By holding onto anger towards that person, it was doing myself the disservice,
because I was walking around with a tight chest, anxiety, stress, talking shit,
telling my friends this person sucks, blah, blah, blah, blah, blah.
You can go down that rabbit hole forever, right?
You can live your life holding in anger forever
but I
promise you once you start incorporating forgiveness instead of anger and
love and forgiveness and acceptance instead of anger and frustration and hurt and pain
Everything in your reality will shift and if you know when you operate from a place of love
that your reality is going to shift
and give you more abundance and peace and better people,
it becomes motivation for you to change quicker, right?
So for me, when I was going through my healing process
and I started slowly healing
and understanding the power of forgiveness,
and then I started seeing like magical things start to happen,
like things started manifesting in my life, career opportunities started to
open up. I just felt so different and I started seeing it in my reality and I
was like wait a second I've been wallowing in pain for the last few
months, I've been beating myself up for the last few months. Meanwhile there's a
whole other reality out there if I just do the work and I heal and I come from a
place of love the universe will reflect
that back to me and my world will get so much better and I'll end up meeting better people
and having a better life.
So why am I holding myself back?
Like why am I holding on to all this pain if it's just, it's preventing me from living
my best life?
And I want you to really test this out because if you're currently going through a situation
where you're in a lot of pain
and you're not really doing anything about it
and you're just harping on the past memories
and you're digging into the past and you're replaying the past,
you're only going to get more of that.
So what I want you to do is the exercise I just mentioned
and also just reflect and try to see things
from an angle of love
and forgiveness and acceptance and understand that if it's not that person, if that person's
abandoning you or leaving you, whatever it is, it will be someone better. When I was with my first
boyfriend and we were going through a rough patch, he started going really, really cold on me and
he was acting so out of character. He ended up just completely pulling away
and we ended up breaking up.
He seemed as if he wanted nothing to do with me,
didn't care about me anymore.
And that was it.
And I was devastated.
I was absolutely crushed.
This was my first love, first experience of a breakup.

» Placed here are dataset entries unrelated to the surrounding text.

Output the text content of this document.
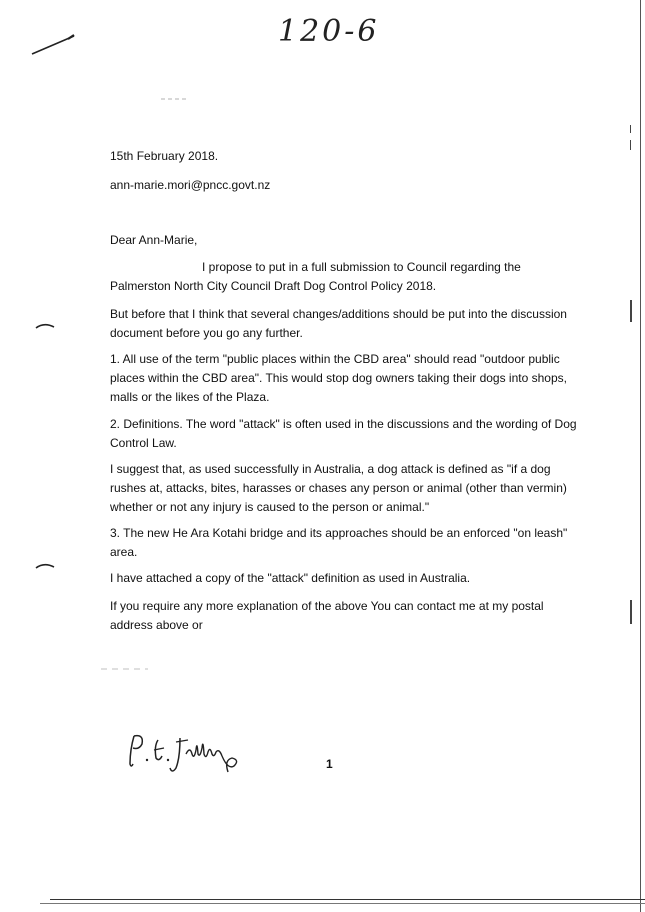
120-6
15th February 2018.
ann-marie.mori@pncc.govt.nz
Dear Ann-Marie,
I propose to put in a full submission to Council regarding the
Palmerston North City Council Draft Dog Control Policy 2018.
But before that I think that several changes/additions should be put into the discussion document before you go any further.
1. All use of the term "public places within the CBD area" should read "outdoor public places within the CBD area". This would stop dog owners taking their dogs into shops, malls or the likes of the Plaza.
2. Definitions. The word "attack" is often used in the discussions and the wording of Dog Control Law.
I suggest that, as used successfully in Australia, a dog attack is defined as "if a dog rushes at, attacks, bites, harasses or chases any person or animal (other than vermin) whether or not any injury is caused to the person or animal."
3. The new He Ara Kotahi bridge and its approaches should be an enforced "on leash" area.
I have attached a copy of the "attack" definition as used in Australia.
If you require any more explanation of the above You can contact me at my postal address above or
1
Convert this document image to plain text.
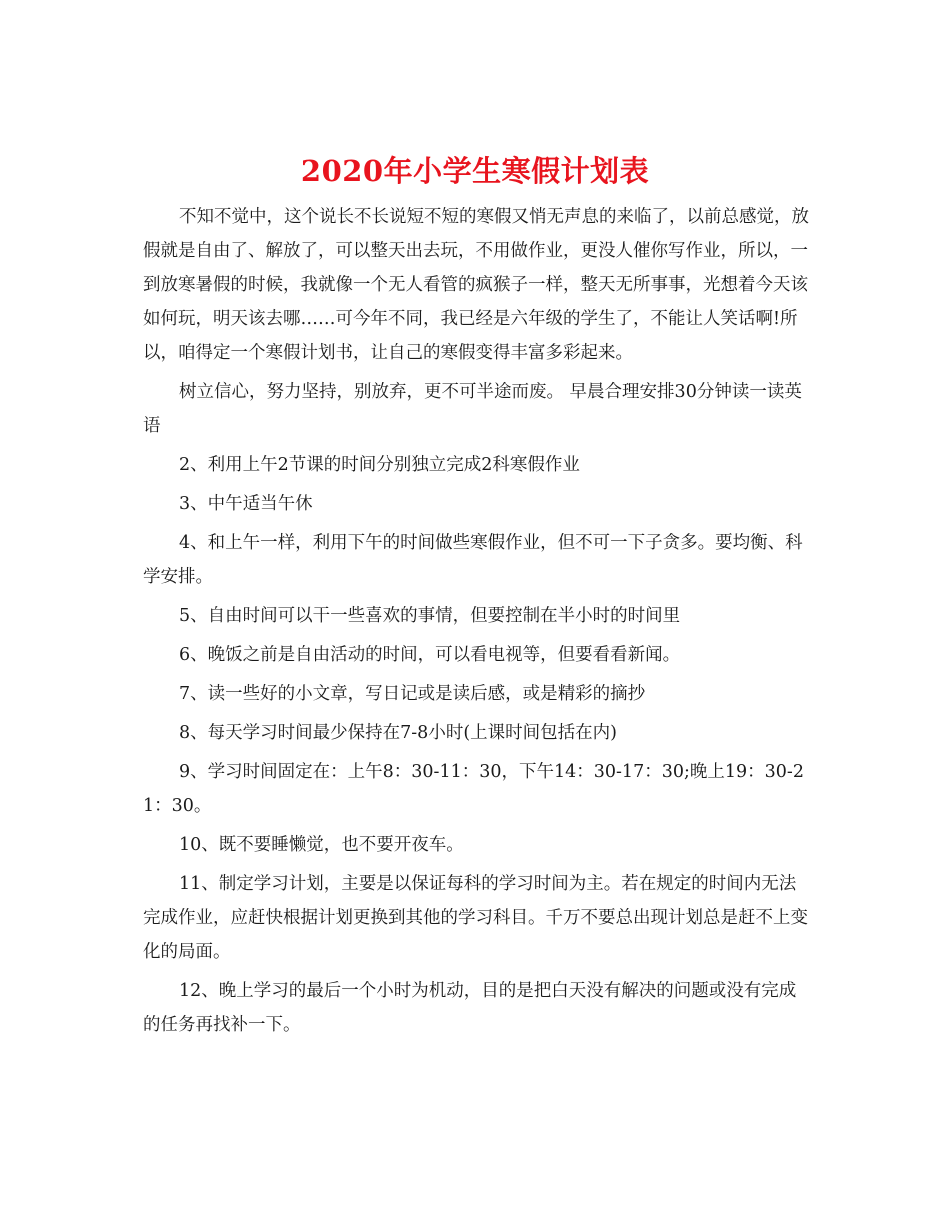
2020年小学生寒假计划表

不知不觉中，这个说长不长说短不短的寒假又悄无声息的来临了，以前总感觉，放假就是自由了、解放了，可以整天出去玩，不用做作业，更没人催你写作业，所以，一到放寒暑假的时候，我就像一个无人看管的疯猴子一样，整天无所事事，光想着今天该如何玩，明天该去哪……可今年不同，我已经是六年级的学生了，不能让人笑话啊!所以，咱得定一个寒假计划书，让自己的寒假变得丰富多彩起来。

树立信心，努力坚持，别放弃，更不可半途而废。 早晨合理安排30分钟读一读英语

2、利用上午2节课的时间分别独立完成2科寒假作业

3、中午适当午休

4、和上午一样，利用下午的时间做些寒假作业，但不可一下子贪多。要均衡、科学安排。

5、自由时间可以干一些喜欢的事情，但要控制在半小时的时间里

6、晚饭之前是自由活动的时间，可以看电视等，但要看看新闻。

7、读一些好的小文章，写日记或是读后感，或是精彩的摘抄

8、每天学习时间最少保持在7-8小时(上课时间包括在内)

9、学习时间固定在：上午8：30-11：30，下午14：30-17：30;晚上19：30-21：30。

10、既不要睡懒觉，也不要开夜车。

11、制定学习计划，主要是以保证每科的学习时间为主。若在规定的时间内无法完成作业，应赶快根据计划更换到其他的学习科目。千万不要总出现计划总是赶不上变化的局面。

12、晚上学习的最后一个小时为机动，目的是把白天没有解决的问题或没有完成的任务再找补一下。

I remember I was bedridden.
I could not get myself out of bed for days. My best friend had to come over and sleep with me in my bed
just to make sure that I was, like, still breathing,
because I literally would not get up.
And the first love heartbreak is always the worst
because you've never experienced anything like it before.
Like, you've never had that type of feeling before prior,
and it's, like, this crushing, suffocating,
I-want-to-die feeling, feeling not even being dramatic and those of you who've
experienced your first real heartbreak that feeling you don't wish it upon your
worst enemy. So for the first few weeks I was deeply grieving and I didn't know
anything about the power of my thoughts I didn't know that this concept of your
thoughts control your reality I knew nothing I was very young but what I did
know is that I had an inner voice calling to me and the inner voice was saying,
love yourself enough to let him go and love yourself enough to send him love and treat this
as a divine blessing. Like treat this as a blessing because obviously something wasn't right.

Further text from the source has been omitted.